1964年(昭和39年)から関西⇔北陸・九州用に直流/交流60Hz対応の481系電車が、翌1965年から関東⇔東北用に直流/交流50Hz対応の483系電車が製造された。1968年からは交流の周波数が50・60Hz両対応となった485系電車が製造され、本系列の統一形式名となった。
国鉄485系電車とは | とは.コム

モハ484-90

485系は電動車だけの形式だったわけですが、便宜的にここでは、クハ・クロ・サハ・サシ・サロについても挙げますね!

クハ481-33
クロ481-2
サハ481-7
サロ481-36
サシ481-19

●寒地向けや北海道用も登場した!

1000番台
300番台を元に、183系1000番台で培われた耐寒耐雪構造を取り入れたグループ。主に東北地方で活躍した。

1500番台
北海道の電車特急化の推進のため、更なる酷寒地対応車として作られた。しかし、あまりの環境の過酷さに故障が頻発し、781系の登場と共に早々と東北へと転属した。運転室上のライトが2灯になっているのが特徴である。

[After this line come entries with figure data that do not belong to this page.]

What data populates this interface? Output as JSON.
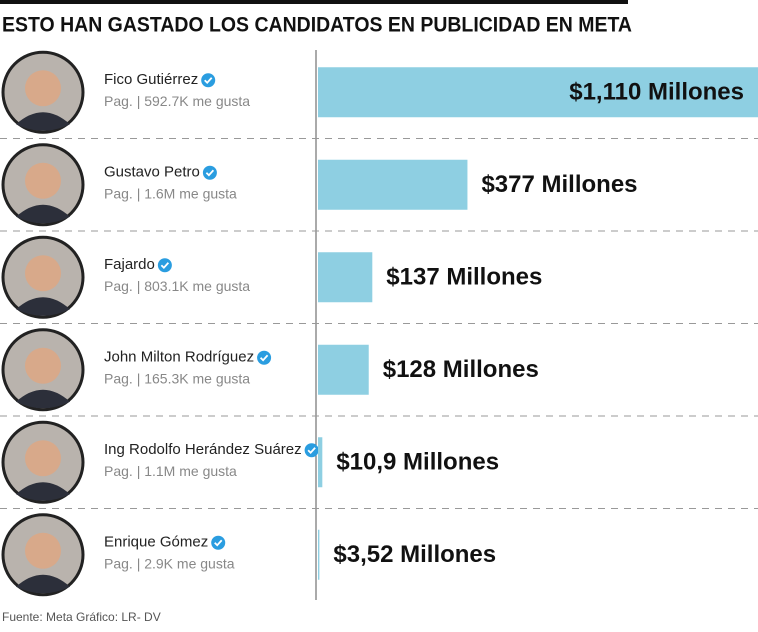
{
  "chart_data": {
    "type": "bar",
    "orientation": "horizontal",
    "title": "ESTO HAN GASTADO LOS CANDIDATOS EN PUBLICIDAD EN META",
    "categories": [
      "Fico Gutiérrez",
      "Gustavo Petro",
      "Fajardo",
      "John Milton Rodríguez",
      "Ing Rodolfo Herández Suárez",
      "Enrique Gómez"
    ],
    "page_info": [
      "Pag. | 592.7K me gusta",
      "Pag. | 1.6M me gusta",
      "Pag. | 803.1K me gusta",
      "Pag. | 165.3K me gusta",
      "Pag. | 1.1M me gusta",
      "Pag. | 2.9K me gusta"
    ],
    "values": [
      1110,
      377,
      137,
      128,
      10.9,
      3.52
    ],
    "value_labels": [
      "$1,110 Millones",
      "$377 Millones",
      "$137 Millones",
      "$128 Millones",
      "$10,9 Millones",
      "$3,52 Millones"
    ],
    "color": "#8ecfe2",
    "source": "Fuente: Meta Gráfico: LR- DV"
  }
}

この中には九州の鹿児島まで足を伸ばした車両もおり、電化区間の最北端と最南端を制覇したことになる。
485系とは (ヨンハチゴケイとは) [単語記事] – ニコニコ大百科

クハ481-1508
485系1500番台では唯一の保存車です。屋根上のライトが2灯なのが目を引きます。

●改造されて出来た形式が登場した!

クハ480
昭和60年の特急「くろしお」の増発に際して、不足する先頭車を改造で賄いました。

クロ480
クロ480-1~15(旧サロ4810番代、先頭車化改造車)
1001~1010(旧サロ4891000番代、先頭車化改造車)
2301(旧クロ4801000番代←サロ4891000番代、「かがやき」用)
485系交直流電車の短編成化に伴い登場したグリーン制御車(Tsc)で、1984~1991(昭和59~平成3)年に—両改造された。
特急形交直流電車/485系

クロ480-9
民営化後のJR九州での姿です。

クロ481-300(クハ481-200からの改造車)
グリーン車化改造車、1両のみの存在(クロ481-301←クハ481-243)

クロハ481-0(クハ481-200及び300からの改造車)
半室グリーン車化改造
クロハ481-1~8=クハ481-200
クロハ481-9~13=クハ481-300

クロハ481-200(クハ481-200からの改造車)
クロハ481-201~208

クロハ480-50(クロ480-0からの改造車)
半室グリーン車化
http://torontoron.omiki.com/siryokan/485kaizohenreki.htm

クロ481-2000
特急「スーパー雷鳥」向けに改造されたものです。

旧食堂部分のテーブルと椅子は全て撤去され、1・3位側につい立てで4名ずつの間仕切り式とした畳敷きの和室7区画が配置された。
485系特急形交直流電車|サロ481形500番代(「だんらん」)

サロ481-500和風車だんらん
厨房部分の撤去→ビュッフェ、窓下の金帯、雪見障子が特徴です。
クモハ485-5
運転席後ろに機器室があります。

この他にも、数多くの改造車が登場したので、形式区分は二桁になりました。全部を挙げませんが、次は他形式に改造されたものを挙げます。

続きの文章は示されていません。